Переступив порог монаршего кабинета, Герасимов — впервые в жизни — ощутил сладостный ужас; его потрясла молодость царя, всего тридцать шесть лет: на всю жизнь запомнил малиновую куртку офицера стрелкового полка, шелковый кушак такого же цвета, короткие темно-зеленые шаровары и очень высокие сапоги.
Подивился такту самодержца: согласно дворцовому церемониалу полковник не имеет права сидеть в присутствии августейшей особы даже если бы государь соизволил его пригласить в кресло, не пригласил, но и сам не сел, всю полуторачасовую беседу провели стоя возле окна.
— Как вы оцениваете нынешнюю ситуацию полковник? Велика ль опасность?

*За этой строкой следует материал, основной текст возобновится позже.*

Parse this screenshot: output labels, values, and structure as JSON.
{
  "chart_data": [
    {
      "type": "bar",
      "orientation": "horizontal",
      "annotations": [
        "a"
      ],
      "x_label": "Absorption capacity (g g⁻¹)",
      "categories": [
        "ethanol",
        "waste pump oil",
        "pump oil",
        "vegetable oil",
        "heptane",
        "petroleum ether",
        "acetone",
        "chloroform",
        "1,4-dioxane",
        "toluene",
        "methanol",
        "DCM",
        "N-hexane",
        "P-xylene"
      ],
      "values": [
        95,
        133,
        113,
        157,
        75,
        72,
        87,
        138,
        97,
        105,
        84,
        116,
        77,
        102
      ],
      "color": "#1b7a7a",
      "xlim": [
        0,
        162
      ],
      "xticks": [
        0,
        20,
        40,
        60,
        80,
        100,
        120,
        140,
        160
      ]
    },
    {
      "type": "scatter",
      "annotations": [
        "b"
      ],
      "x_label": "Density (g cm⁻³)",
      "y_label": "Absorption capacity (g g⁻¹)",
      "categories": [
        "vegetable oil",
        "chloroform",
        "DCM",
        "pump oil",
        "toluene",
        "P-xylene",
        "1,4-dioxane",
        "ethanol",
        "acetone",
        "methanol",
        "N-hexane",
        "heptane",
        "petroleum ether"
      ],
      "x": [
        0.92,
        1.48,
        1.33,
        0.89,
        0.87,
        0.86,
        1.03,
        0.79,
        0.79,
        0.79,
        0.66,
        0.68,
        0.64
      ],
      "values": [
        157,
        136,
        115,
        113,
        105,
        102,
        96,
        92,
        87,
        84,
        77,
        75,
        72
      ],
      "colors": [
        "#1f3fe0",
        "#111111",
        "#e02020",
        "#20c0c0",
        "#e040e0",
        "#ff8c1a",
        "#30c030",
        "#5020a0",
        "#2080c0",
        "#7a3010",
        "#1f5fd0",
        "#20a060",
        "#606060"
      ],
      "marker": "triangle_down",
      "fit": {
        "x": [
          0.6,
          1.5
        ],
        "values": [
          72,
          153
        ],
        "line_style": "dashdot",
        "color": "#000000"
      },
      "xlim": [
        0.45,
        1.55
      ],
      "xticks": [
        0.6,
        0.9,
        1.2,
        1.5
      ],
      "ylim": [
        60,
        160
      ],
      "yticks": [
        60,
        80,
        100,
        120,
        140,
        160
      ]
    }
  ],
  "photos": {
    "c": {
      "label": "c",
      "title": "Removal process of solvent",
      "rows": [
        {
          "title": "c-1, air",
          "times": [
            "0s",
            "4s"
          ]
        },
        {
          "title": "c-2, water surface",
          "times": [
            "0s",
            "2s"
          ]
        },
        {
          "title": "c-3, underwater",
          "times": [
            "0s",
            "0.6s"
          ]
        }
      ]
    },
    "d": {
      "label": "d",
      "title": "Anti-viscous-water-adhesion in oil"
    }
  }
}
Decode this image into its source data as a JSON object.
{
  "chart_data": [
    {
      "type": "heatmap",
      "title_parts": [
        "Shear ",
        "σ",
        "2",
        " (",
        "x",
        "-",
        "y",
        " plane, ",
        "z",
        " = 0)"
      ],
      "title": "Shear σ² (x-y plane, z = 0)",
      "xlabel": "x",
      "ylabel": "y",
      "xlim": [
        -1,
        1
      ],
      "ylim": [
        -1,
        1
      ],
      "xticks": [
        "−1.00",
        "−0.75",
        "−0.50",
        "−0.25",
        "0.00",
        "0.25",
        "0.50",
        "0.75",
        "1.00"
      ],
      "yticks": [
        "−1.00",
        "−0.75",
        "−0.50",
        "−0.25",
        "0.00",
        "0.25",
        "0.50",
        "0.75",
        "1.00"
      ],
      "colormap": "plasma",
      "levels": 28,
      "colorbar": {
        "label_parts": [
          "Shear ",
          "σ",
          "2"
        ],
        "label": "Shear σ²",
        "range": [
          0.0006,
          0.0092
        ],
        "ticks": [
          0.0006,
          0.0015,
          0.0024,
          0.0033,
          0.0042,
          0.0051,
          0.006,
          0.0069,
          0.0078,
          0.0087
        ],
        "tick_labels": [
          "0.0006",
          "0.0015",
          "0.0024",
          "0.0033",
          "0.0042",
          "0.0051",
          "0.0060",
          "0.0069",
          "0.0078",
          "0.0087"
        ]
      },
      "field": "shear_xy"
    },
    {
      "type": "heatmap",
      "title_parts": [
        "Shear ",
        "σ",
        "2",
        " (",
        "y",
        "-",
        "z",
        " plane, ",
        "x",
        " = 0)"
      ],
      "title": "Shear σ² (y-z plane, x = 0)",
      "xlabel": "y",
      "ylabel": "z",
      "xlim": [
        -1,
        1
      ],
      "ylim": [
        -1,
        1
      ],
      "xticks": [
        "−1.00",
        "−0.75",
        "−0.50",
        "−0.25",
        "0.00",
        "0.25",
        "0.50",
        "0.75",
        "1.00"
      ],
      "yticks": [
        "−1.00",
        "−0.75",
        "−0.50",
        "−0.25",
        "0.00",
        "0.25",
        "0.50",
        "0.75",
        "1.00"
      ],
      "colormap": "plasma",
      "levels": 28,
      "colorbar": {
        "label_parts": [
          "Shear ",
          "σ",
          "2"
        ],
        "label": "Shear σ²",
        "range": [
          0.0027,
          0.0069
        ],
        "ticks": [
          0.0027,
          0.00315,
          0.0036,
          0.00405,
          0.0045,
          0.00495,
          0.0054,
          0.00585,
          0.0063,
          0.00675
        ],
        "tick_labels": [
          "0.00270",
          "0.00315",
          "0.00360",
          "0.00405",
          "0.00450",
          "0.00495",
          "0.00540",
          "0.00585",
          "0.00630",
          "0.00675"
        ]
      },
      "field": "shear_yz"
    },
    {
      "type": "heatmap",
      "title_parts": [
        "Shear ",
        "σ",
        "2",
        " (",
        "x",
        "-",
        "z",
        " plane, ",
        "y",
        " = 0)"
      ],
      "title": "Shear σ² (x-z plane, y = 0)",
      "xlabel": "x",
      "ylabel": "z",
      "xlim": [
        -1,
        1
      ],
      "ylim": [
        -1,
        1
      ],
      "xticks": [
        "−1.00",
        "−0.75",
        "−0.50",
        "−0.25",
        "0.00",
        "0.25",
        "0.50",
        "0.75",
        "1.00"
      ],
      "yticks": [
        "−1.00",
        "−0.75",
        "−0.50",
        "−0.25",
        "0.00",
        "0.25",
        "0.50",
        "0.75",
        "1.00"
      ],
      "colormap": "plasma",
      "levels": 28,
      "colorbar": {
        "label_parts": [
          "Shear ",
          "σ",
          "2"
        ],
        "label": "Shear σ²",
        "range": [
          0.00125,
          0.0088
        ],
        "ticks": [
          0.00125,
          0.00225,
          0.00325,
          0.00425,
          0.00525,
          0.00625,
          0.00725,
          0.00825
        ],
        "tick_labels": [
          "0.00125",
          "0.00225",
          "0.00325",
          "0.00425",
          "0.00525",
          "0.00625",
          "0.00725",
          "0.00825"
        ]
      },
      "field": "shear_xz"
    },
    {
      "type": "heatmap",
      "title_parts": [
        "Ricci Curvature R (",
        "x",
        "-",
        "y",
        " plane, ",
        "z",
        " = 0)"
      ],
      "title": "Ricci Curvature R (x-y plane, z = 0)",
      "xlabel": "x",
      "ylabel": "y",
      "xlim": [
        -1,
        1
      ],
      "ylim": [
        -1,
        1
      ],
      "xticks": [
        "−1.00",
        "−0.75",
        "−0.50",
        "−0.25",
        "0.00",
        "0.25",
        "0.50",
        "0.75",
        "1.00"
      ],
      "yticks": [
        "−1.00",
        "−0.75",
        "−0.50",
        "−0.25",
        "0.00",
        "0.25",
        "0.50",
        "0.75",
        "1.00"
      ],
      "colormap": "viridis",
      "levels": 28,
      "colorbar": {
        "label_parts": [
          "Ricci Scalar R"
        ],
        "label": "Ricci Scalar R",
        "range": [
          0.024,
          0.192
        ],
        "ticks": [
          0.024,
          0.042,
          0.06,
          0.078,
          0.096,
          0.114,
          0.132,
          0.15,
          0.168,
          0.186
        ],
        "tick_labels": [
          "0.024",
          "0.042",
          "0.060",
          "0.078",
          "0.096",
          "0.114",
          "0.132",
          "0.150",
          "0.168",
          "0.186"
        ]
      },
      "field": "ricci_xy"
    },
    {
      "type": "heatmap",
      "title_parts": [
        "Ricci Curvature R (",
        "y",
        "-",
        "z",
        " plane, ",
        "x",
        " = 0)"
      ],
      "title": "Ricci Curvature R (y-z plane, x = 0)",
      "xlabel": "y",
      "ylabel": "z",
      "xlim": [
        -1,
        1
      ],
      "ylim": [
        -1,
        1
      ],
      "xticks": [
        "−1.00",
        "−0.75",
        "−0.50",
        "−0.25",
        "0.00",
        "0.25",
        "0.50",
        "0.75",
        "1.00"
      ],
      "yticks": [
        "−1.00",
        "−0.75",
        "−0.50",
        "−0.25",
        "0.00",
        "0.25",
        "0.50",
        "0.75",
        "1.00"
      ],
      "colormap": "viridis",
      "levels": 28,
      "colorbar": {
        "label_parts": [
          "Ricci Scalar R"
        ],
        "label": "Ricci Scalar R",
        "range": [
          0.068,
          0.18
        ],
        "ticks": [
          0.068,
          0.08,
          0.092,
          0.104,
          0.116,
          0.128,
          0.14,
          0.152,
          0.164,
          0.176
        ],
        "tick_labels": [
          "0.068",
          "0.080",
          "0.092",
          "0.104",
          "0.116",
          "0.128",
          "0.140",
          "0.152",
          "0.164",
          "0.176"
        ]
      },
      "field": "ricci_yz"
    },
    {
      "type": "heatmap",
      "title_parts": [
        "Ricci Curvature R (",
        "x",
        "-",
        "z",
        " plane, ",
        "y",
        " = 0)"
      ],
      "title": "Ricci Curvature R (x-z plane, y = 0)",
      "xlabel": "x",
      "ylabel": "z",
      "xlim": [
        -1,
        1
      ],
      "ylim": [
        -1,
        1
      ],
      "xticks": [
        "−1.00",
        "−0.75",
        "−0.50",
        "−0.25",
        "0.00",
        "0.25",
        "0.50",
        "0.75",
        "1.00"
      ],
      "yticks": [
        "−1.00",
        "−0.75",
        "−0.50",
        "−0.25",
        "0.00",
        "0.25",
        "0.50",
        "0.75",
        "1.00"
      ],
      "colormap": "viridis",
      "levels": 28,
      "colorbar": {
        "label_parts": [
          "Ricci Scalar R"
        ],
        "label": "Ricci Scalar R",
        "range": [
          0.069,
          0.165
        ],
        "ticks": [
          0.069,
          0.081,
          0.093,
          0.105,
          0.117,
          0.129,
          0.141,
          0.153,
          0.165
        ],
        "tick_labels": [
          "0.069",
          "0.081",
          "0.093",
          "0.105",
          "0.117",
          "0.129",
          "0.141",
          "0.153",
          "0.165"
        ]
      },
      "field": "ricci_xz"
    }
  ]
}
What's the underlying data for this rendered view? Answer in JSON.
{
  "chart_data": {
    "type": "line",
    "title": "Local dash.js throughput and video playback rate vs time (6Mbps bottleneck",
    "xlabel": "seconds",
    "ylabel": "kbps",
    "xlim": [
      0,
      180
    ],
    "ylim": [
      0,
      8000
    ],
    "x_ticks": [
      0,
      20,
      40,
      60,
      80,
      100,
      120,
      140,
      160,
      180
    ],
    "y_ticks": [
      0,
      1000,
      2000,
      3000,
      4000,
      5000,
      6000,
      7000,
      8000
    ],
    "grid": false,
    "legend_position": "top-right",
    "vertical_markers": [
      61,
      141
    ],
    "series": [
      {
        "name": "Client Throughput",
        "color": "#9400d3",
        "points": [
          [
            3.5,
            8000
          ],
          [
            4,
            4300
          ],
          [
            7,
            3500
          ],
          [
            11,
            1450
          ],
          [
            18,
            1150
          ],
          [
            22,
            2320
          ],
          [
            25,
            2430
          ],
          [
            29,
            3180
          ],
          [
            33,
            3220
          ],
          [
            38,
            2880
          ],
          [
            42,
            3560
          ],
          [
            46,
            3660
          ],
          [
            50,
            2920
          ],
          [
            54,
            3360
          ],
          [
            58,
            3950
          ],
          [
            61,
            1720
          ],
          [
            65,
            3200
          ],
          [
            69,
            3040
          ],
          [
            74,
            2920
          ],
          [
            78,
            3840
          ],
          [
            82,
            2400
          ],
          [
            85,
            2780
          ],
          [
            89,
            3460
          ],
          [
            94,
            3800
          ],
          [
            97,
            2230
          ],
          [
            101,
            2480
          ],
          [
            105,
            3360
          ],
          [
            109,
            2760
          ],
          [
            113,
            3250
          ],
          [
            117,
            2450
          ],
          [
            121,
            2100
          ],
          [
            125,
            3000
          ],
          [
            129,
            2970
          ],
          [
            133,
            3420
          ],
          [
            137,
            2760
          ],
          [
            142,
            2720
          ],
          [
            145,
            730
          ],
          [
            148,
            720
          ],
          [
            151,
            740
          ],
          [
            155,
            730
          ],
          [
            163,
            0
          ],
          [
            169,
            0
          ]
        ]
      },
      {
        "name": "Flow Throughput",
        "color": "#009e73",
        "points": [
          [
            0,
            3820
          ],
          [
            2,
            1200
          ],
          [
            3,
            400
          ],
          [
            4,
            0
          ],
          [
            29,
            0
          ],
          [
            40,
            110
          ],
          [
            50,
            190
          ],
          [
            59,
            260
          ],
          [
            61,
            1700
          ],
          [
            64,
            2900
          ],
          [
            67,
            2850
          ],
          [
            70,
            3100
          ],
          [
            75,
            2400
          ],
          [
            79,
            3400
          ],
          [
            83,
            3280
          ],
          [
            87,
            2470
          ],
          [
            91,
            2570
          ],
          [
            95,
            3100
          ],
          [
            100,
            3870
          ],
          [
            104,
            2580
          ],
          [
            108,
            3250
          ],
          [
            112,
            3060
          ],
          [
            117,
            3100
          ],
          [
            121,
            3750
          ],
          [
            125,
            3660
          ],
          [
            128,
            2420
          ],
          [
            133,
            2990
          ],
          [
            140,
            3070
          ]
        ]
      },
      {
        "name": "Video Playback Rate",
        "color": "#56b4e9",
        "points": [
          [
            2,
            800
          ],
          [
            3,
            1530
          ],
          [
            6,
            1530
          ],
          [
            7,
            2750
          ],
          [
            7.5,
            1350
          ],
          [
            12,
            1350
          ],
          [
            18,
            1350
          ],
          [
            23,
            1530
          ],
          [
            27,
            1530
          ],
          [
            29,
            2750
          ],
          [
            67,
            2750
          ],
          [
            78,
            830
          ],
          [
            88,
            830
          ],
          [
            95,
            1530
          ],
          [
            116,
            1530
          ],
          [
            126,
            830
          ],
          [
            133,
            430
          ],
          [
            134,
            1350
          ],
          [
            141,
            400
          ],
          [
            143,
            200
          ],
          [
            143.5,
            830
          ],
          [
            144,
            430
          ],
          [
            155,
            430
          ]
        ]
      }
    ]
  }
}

Почему нельзя было предотвратить покушение на фон дер Лауница и не забвенного Мина так же как вы сейчас предотвратили покушение на Петра Аркадьича?
— Одной из главных помех ваше величество, — ответил Герасимов, — является свободная конституция предоставленная год назад Финляндии. Именно там засели ныне террористы, там у них склады оружия, явки, конспиративные квартиры. А ведь это всего в двух часах езды от столицы. Финская полиция относится к нам враждебно. Работать невероятно трудно.
— Какая досада, — откликнулся государь. — Я завтра же переговорю с Петром Аркадьевичем, что можно сделать дабы положить конец такому невыносимому положению…
— Да и Польша, ваше величество… Необходимо еще больше ужесточить меры охраны порядка в Привислинском крае…
— Но ведь это легче сделать чем в Финляндии, — ответил государь. — Если же будут какие затруднения делу легко помочь, подготовьте записку Столыпину, он ее рассмотрит благожелательно.
Герасимов ликовал, генеральские погоны — вот они, рядышком, протяни руку — твои.
…Назавтра Столыпин сказал что государь соизволил отметить в кругу министров: «Герасимов тот именно человек, который находится на настоящем месте».
— Поздравляю Александр Васильевич, — улыбнулся Столыпин, — готовьте генеральский мундир.
Однако же именно после аудиенции у царя все кто был вхож в Царское Село начали жевать полковника: «Болтун, красуется, сулит мир и благоволение, а террор по прежнему процветает в империи», представление Столыпина о присвоении ему генеральского звания оказалось под сукном началась обычная дворцовая интрига, пересуды, советы со старцами, застопорило.
Столыпин утешал, «пробьем», был счастлив когда Герасимов арестовал максималистов отколовшихся от Азефа те во главе с Зильбербергом действительно таились в Финляндии, агентура — после того, как Герасимов получил свободу поступка — легко их вытоптала, схватила, повесили в крепости, он же Петр Аркадьевич отправил шифрограмму и в Варшаву: «По высочайшему повелению требую безжалостно уничтожить все оставшиеся очаги революции, применять крайнюю степень устрашения»
По всей Польше началась новая волна повальных арестов, обысков и облав.
В одну из таких и попал Дзержинский, борьбу против Азефа продолжал из камеры Варшавской цитадели.